Por ello, la tarea del filósofo contemporáneo no consiste en rechazar a Han, sino en superarlo dialécticamente: integrar su diagnóstico en una visión más alta del hombre. Allí donde él percibe fatiga, el pensamiento cristiano ve vocación frustrada; donde él habla de autoexplotación, la teología ve autonomía sin gracia. La curación del alma moderna no vendrá de negar el rendimiento, sino de reintegrarlo en la economía del bien: trabajar, crear y descansar in Deo, conforme a la medida del ser.

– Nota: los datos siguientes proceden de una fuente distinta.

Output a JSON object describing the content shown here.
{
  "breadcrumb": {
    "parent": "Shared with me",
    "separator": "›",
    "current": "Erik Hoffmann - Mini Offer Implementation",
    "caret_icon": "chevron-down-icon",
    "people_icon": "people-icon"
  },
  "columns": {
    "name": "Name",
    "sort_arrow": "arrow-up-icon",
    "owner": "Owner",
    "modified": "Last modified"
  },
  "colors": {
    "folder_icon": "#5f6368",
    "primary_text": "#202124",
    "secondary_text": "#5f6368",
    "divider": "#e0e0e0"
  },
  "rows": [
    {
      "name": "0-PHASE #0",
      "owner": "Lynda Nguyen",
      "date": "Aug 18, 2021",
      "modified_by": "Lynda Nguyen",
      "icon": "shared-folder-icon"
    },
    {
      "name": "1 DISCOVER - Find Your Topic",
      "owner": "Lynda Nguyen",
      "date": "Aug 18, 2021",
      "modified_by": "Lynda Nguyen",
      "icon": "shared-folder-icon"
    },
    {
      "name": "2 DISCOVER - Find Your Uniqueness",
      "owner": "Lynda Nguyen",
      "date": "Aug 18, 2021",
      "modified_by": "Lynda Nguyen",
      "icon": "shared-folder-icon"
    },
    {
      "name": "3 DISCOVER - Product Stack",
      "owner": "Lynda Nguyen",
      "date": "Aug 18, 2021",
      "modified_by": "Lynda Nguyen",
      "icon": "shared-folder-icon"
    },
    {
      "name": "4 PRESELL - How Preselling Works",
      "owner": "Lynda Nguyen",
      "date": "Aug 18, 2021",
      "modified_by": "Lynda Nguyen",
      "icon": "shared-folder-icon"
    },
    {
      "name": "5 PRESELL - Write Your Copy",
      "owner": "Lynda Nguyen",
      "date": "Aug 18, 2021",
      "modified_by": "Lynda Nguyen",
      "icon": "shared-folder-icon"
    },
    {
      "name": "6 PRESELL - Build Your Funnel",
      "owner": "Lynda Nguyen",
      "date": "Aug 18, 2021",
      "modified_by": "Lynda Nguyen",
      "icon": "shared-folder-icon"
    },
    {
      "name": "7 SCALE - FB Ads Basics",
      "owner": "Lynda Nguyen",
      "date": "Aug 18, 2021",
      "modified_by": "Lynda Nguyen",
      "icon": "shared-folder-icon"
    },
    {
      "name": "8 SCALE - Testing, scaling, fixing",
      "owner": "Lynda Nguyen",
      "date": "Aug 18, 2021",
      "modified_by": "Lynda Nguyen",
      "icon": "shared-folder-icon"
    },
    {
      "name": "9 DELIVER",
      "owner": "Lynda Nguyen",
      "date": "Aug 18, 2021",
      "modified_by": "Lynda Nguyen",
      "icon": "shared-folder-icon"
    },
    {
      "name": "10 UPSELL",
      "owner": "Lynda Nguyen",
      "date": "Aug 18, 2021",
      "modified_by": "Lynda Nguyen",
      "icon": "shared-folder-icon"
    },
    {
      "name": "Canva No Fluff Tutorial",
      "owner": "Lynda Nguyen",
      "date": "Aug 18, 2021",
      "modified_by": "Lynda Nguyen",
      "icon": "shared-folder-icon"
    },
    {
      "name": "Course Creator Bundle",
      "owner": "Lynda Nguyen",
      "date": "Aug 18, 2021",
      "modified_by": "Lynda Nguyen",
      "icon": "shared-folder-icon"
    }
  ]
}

VIII. CONCLUSIÓN: PENSAR EL SER DEL ALMA

El debate entre Han y sus críticos no es, en el fondo, una disputa sobre citas o conceptos, sino sobre la posibilidad misma de una antropología metafísica en la era del rendimiento. Trullo tiene razón al defender la grandeza del alma y la nobleza del deber; Han acierta al mostrar la enfermedad de una libertad que ha perdido su fin. Ambos, sin saberlo, describen las dos mitades del mismo fenómeno: la nostalgia del alma en una civilización que ya no cree en ella.

Leer a Han en clave de Han exige, por tanto, no tanto imitar o adherirse su estilo como discernir su carencia, y las que le provocan de forma espuria. Su oscuridad no es un defecto retórico, sino el reflejo de un mundo que ha olvidado la luz del Logos. Su crítica al cansancio y al ruido podría leerse, desde la teología, como una forma secular de oración: el lamento de quien percibe el silencio de Dios y no sabe nombrarlo.

Desde un humanismo católico y liberal, la respuesta no es negar su diagnóstico, sino completarlo. La libertad no se sana negándola, sino orientándola; el descanso no se alcanza huyendo del mundo, sino restituyendo su sentido. Solo una filosofía que reconcilie ser, verdad y bien podrá restaurar la dignidad de la persona frente a la fatiga del rendimiento.

Así, el pensamiento de Han —pese a sus límites— puede servir de propedéutica: un umbral desde el cual el filósofo vuelva a preguntarse, con Sócrates, por el alma. Porque en un tiempo que ya no sabe qué significa descansar, pensar el ser del alma es el primer acto de resistencia, y quizá, también, el primer gesto de esperanza.